Washington, 30 apr – Il Pil degli Stati Uniti registrato nel primo trimestre dell’anno è stato alquanto deludente. Le attese degli economisti e del governo Obama erano per una crescita attorno all’1% ed invece in prima lettura il GDP (Gross Domestic Product) ossia il Prodotto interno lordo ha avuto una crescita asfittica dello 0,2%.
Nel terzo e nel quarto trimestre del 2014 il Pil degli Usa era cresciuto rispettivamente del 5 e del 2,2%. L’economia americana ha rallentato il passo in scia al calo degli investimenti aziendali, alla flessione delle esportazioni e alla maggiore cautela da parte dei consumatori.
Le cause sono sicuramente quasi tutte da imputare al rafforzamento del dollaro nei confronti dell’euro (+9% dall’inizio dell’anno), ma naturalmente non è la sola ragione valida per spiegare una simile debacle.

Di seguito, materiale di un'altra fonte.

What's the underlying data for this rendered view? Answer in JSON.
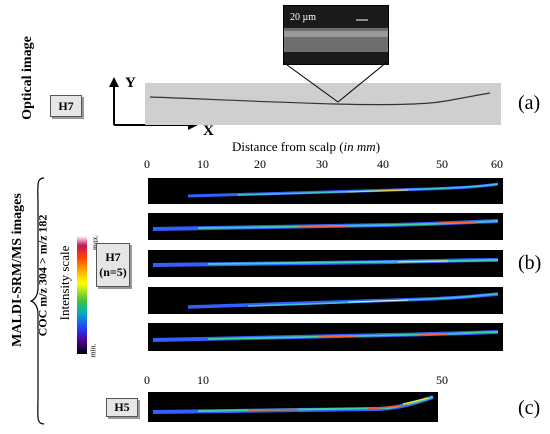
{
  "optical": {
    "section_title": "Optical image",
    "sample_label": "H7",
    "inset_scale": "20 µm",
    "y_axis": "Y",
    "x_axis": "X",
    "panel_letter": "(a)"
  },
  "axis_label": "Distance from scalp (in mm)",
  "axis_label_plain": "Distance from scalp (",
  "axis_label_unit": "in mm",
  "axis_label_close": ")",
  "ticks_top": [
    "0",
    "10",
    "20",
    "30",
    "40",
    "50",
    "60"
  ],
  "maldi": {
    "section_title": "MALDI-SRM/MS images",
    "transition": "COC m/z 304 > m/z 182",
    "intensity_label": "Intensity scale",
    "scale_max": "max.",
    "scale_min": "min.",
    "sample_label": "H7",
    "replicates": "(n=5)",
    "panel_letter": "(b)"
  },
  "ticks_bottom": [
    "0",
    "10",
    "50"
  ],
  "h5": {
    "sample_label": "H5",
    "panel_letter": "(c)"
  }
}
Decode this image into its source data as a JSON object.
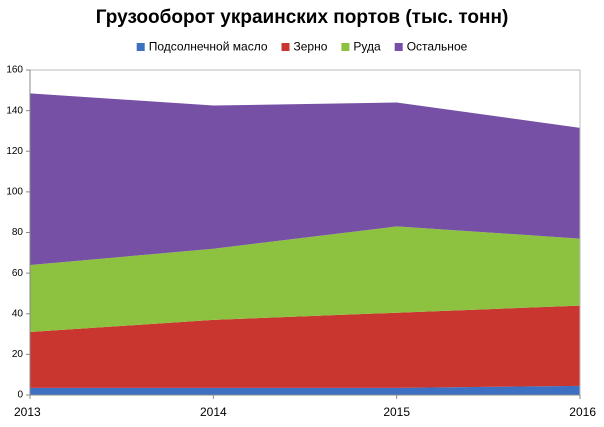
{
  "chart_data": {
    "type": "stacked-area",
    "title": "Грузооборот украинских портов (тыс. тонн)",
    "x": [
      2013,
      2014,
      2015,
      2016
    ],
    "xlim": [
      2013,
      2016
    ],
    "xticks": [
      2013,
      2014,
      2015,
      2016
    ],
    "ylim": [
      0,
      160
    ],
    "yticks": [
      0,
      20,
      40,
      60,
      80,
      100,
      120,
      140,
      160
    ],
    "legend": "top",
    "series": [
      {
        "name": "Подсолнечной масло",
        "color": "#3d6fc2",
        "values": [
          3.5,
          3.5,
          3.5,
          4.5
        ]
      },
      {
        "name": "Зерно",
        "color": "#c9362f",
        "values": [
          27.5,
          33.5,
          37,
          39.5
        ]
      },
      {
        "name": "Руда",
        "color": "#8dc241",
        "values": [
          33,
          35,
          42.5,
          33
        ]
      },
      {
        "name": "Остальное",
        "color": "#7550a5",
        "values": [
          84.5,
          70.5,
          61,
          54.5
        ]
      }
    ]
  }
}
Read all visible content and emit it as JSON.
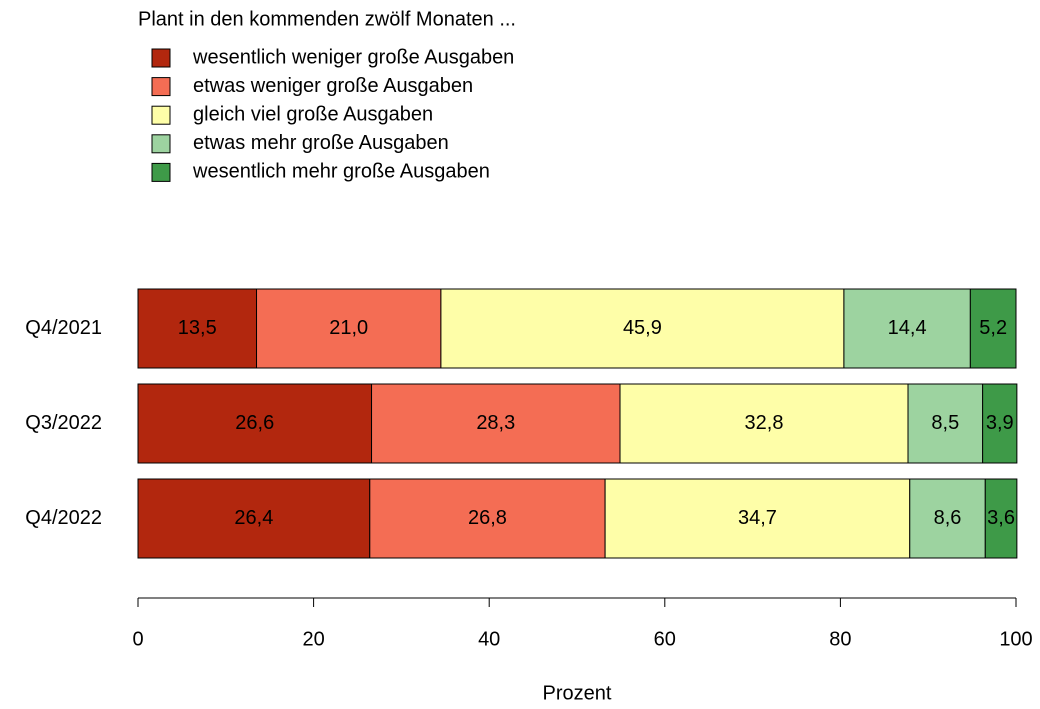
{
  "chart_data": {
    "type": "stacked-barh",
    "legend_title": "Plant in den kommenden zwölf Monaten ...",
    "xlabel": "Prozent",
    "categories": [
      "Q4/2021",
      "Q3/2022",
      "Q4/2022"
    ],
    "series": [
      {
        "name": "wesentlich weniger große Ausgaben",
        "color": "#b2270e",
        "values": [
          13.5,
          26.6,
          26.4
        ],
        "value_labels": [
          "13,5",
          "26,6",
          "26,4"
        ]
      },
      {
        "name": "etwas weniger große Ausgaben",
        "color": "#f46d54",
        "values": [
          21.0,
          28.3,
          26.8
        ],
        "value_labels": [
          "21,0",
          "28,3",
          "26,8"
        ]
      },
      {
        "name": "gleich viel große Ausgaben",
        "color": "#fefea8",
        "values": [
          45.9,
          32.8,
          34.7
        ],
        "value_labels": [
          "45,9",
          "32,8",
          "34,7"
        ]
      },
      {
        "name": "etwas mehr große Ausgaben",
        "color": "#9dd3a0",
        "values": [
          14.4,
          8.5,
          8.6
        ],
        "value_labels": [
          "14,4",
          "8,5",
          "8,6"
        ]
      },
      {
        "name": "wesentlich mehr große Ausgaben",
        "color": "#3e9a48",
        "values": [
          5.2,
          3.9,
          3.6
        ],
        "value_labels": [
          "5,2",
          "3,9",
          "3,6"
        ]
      }
    ],
    "xlim": [
      0,
      100
    ],
    "xticks": [
      0,
      20,
      40,
      60,
      80,
      100
    ]
  }
}
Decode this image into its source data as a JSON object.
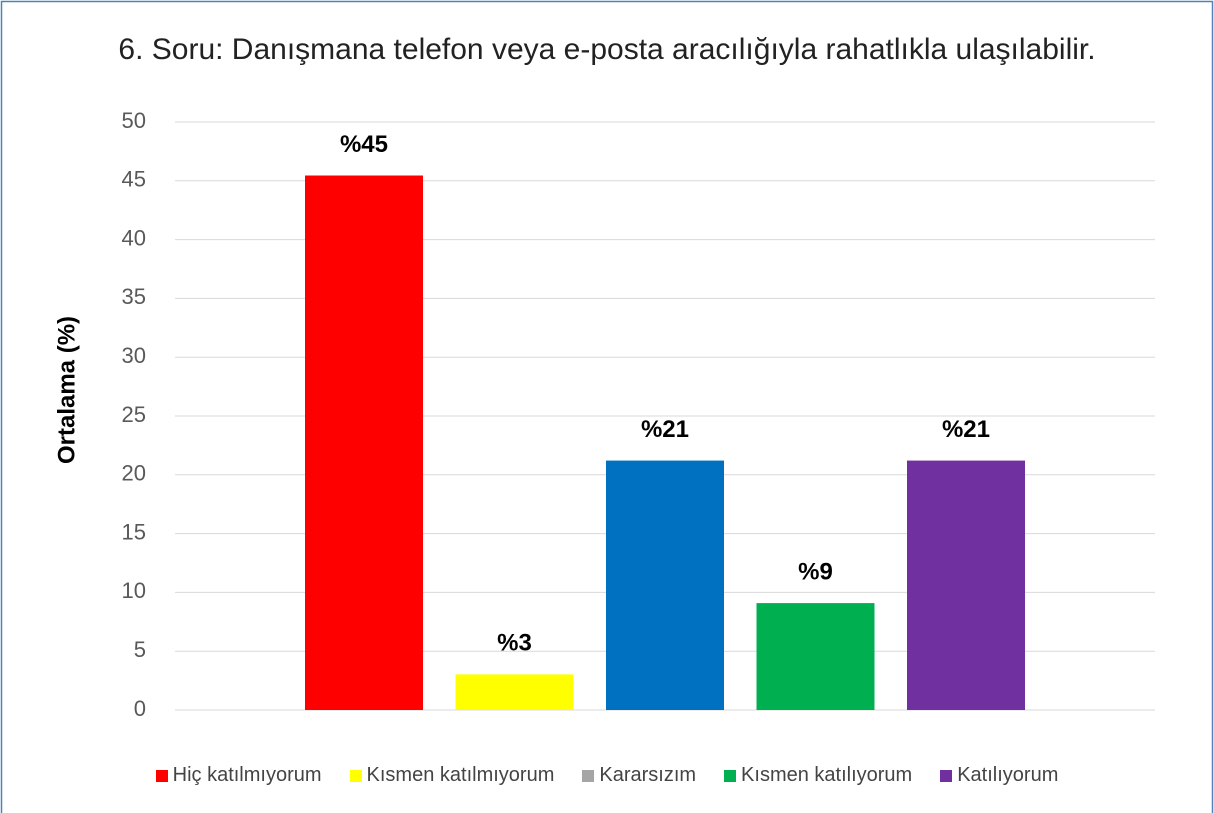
{
  "chart_data": {
    "type": "bar",
    "title": "6. Soru: Danışmana telefon veya e-posta aracılığıyla rahatlıkla ulaşılabilir.",
    "y_label": "Ortalama (%)",
    "series": [
      {
        "name": "Hiç katılmıyorum",
        "color": "#ff0000",
        "values": [
          45.45
        ],
        "value_labels": [
          "%45"
        ]
      },
      {
        "name": "Kısmen katılmıyorum",
        "color": "#ffff00",
        "values": [
          3.03
        ],
        "value_labels": [
          "%3"
        ]
      },
      {
        "name": "Kararsızım",
        "color": "#0070c0",
        "legend_color": "#a5a5a5",
        "values": [
          21.21
        ],
        "value_labels": [
          "%21"
        ]
      },
      {
        "name": "Kısmen katılıyorum",
        "color": "#00b050",
        "values": [
          9.09
        ],
        "value_labels": [
          "%9"
        ]
      },
      {
        "name": "Katılıyorum",
        "color": "#7030a0",
        "values": [
          21.21
        ],
        "value_labels": [
          "%21"
        ]
      }
    ],
    "ylim": [
      0,
      50
    ],
    "yticks": [
      0,
      5,
      10,
      15,
      20,
      25,
      30,
      35,
      40,
      45,
      50
    ],
    "grid": true,
    "legend": "bottom"
  }
}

Appare viceversa evidente che questa è l’esatta fotografia dell’economia Usa che negli anni passati aveva veleggiato su numeri assai più elevati grazie all’immenso flusso di liquidità pompata nei mercati attraverso il quantitative easing. Un’economia dopata e pompata quella degli anni scorsi e che dovrebbe far riflettere anche noi europei e la Bce. Un ritorno al quantitative easing sarebbe il più grave errore che la Fed potrebbe fare, e comunque oggi abbiamo avuto anche la conferma che, nella migliore delle ipotesi, non servirebbe a nulla, se non a prolungare l’agonia.
Il petrolio è un’altra delle possibili cause legate alla crescita deludente degli Stati Uniti. Nonostante un calo precipitoso nei prezzi della benzina in tutta l’America alla fine del 2014, la spesa dei consumatori non è aumentata quanto gli economisti avevano previsto, segnando la prima volta dal 2012 che le vendite al dettaglio sono cadute per tre mesi consecutivi nel mese di dicembre, gennaio e febbraio.
Il problema degli Usa, così come di altri paesi europei ha un solo nome: debito. L’economia del debito, vale a dire il principio per il quale i ricavi debbano scaturire dai debiti. E non ci riferiamo soltanto alla pratica delle cartolarizzazioni che include anche i prodotti derivati.
Inoltre gli Stati Uniti ci portano a pensare che un allentamento monetario (quantitative easing) senza una forte riduzione fiscale non porta a stimolare la domanda aggregata. Cosa che viceversa accadrebbe con una simultanea espansione monetaria e fiscale sia in modo diretto che indiretto, attraverso un tasso di cambio svalutato. E la conseguente inflazione temporaneamente più elevata sarebbe la benvenuta, in quanto ridurrebbe il problema dell’eccesso di debito e faciliterebbe il raggiungimento dell’obiettivo di stabilità dei prezzi.